New Horizons gives new insight about Pluto, finds bladed terrain

The spacecraft made the Arrokoth flyby on New Year’s Day of 2019. Recent research into Arrokoth's primitive structure has revealed new details about the "larger mounds on the larger lobe." They discovered that the lobe comprises 12 clumped, distinct mounds. 

“We believe the mounds were likely individual components that existed before the assembly of Arrokoth, indicating that like-sized bodies were formed as precursors to Arrokoth itself. This is surprising, and a new piece in the puzzle of how planetesimals – building blocks of the planets, like Arrokoth and other Kuiper Belt objects come together,” said Alan Stern, New Horizons principal investigator, in a statement.  

The findings could shed important light on the origin and formation of Arrokoth.

The surface shift of Pluto

Another investigation shed light on Pluto's past. Pluto, like Earth, was discovered to have flipped on its side during its early history. Scientists have yet to determine how much the poles shifted. But, the latitudes and longitudes of surface features depict it.

They closely examined Pluto's mass distribution to draw results. And they noticed surface realignment by studying Sputnik Planitia, a heart-shaped feature on Pluto's surface. 

“We’re seeing signs of ancient landscapes that formed in places and in ways we can’t really explain in Pluto’s current orientation,” said Oliver White, a New Horizons co-investigator from SETI Institute in Mountain View, California. “We suggest the possibility is that they formed when Pluto was oriented differently in its early history and were then moved to their current location by true polar wander,” White added.

Bladed landform on Pluto  

The presence of large swaths of jagged landforms was one strange finding from the flyby. The structures discovered near the hemisphere's edge are thought to be entirely made of methane ice.

The team believes Pluto's changing climate is to blame for the bladed terrain.
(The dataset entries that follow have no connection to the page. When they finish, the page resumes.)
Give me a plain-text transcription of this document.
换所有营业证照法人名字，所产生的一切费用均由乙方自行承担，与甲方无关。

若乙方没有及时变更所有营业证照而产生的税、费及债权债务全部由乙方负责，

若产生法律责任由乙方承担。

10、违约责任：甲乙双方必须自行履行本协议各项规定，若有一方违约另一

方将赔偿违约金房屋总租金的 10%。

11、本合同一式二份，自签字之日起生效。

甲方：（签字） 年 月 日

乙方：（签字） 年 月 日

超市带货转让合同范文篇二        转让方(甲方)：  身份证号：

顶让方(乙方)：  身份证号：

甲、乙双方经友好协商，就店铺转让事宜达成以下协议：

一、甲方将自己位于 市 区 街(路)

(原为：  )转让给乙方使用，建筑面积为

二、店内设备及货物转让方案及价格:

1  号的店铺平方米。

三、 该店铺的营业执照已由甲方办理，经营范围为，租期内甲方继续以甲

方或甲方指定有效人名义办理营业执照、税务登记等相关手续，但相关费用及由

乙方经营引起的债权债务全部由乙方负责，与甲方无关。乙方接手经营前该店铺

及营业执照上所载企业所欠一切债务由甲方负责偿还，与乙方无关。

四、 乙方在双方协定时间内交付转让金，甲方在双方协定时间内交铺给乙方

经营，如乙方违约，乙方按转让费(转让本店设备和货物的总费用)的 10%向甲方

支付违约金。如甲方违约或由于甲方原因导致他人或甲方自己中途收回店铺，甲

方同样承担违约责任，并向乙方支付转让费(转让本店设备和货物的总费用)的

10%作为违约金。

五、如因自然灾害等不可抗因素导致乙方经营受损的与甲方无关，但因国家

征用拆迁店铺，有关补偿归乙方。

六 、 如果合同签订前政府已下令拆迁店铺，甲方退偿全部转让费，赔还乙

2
“They appear under certain conditions in distinct locations also tells us how the surface responds to environmental changes. The discovery of these features just adds to our understanding of the processes that shape Pluto and other icy planets in our solar system and highlights the complexity, dynamic nature, and diversity of planetary surfaces like Pluto’s, said Ishan Mishra, a postdoctoral researcher and science team contributor from NASA’s Jet Propulsion Laboratory in Pasadena, California.  

According to the findings, these bladed terrains could also be found in other parts of the dwarf planet. Investigating these features could help us learn more about Pluto's geological dynamics.

Meanwhile, New Horizons will continue to return fascinating data for astronomers to decipher. In the coming days, it is also expected to provide insights into the worlds of Uranus and Neptune.

In addition, the team will select the next potential flyby target for New Horizons to study, as well as observe the outer heliosphere.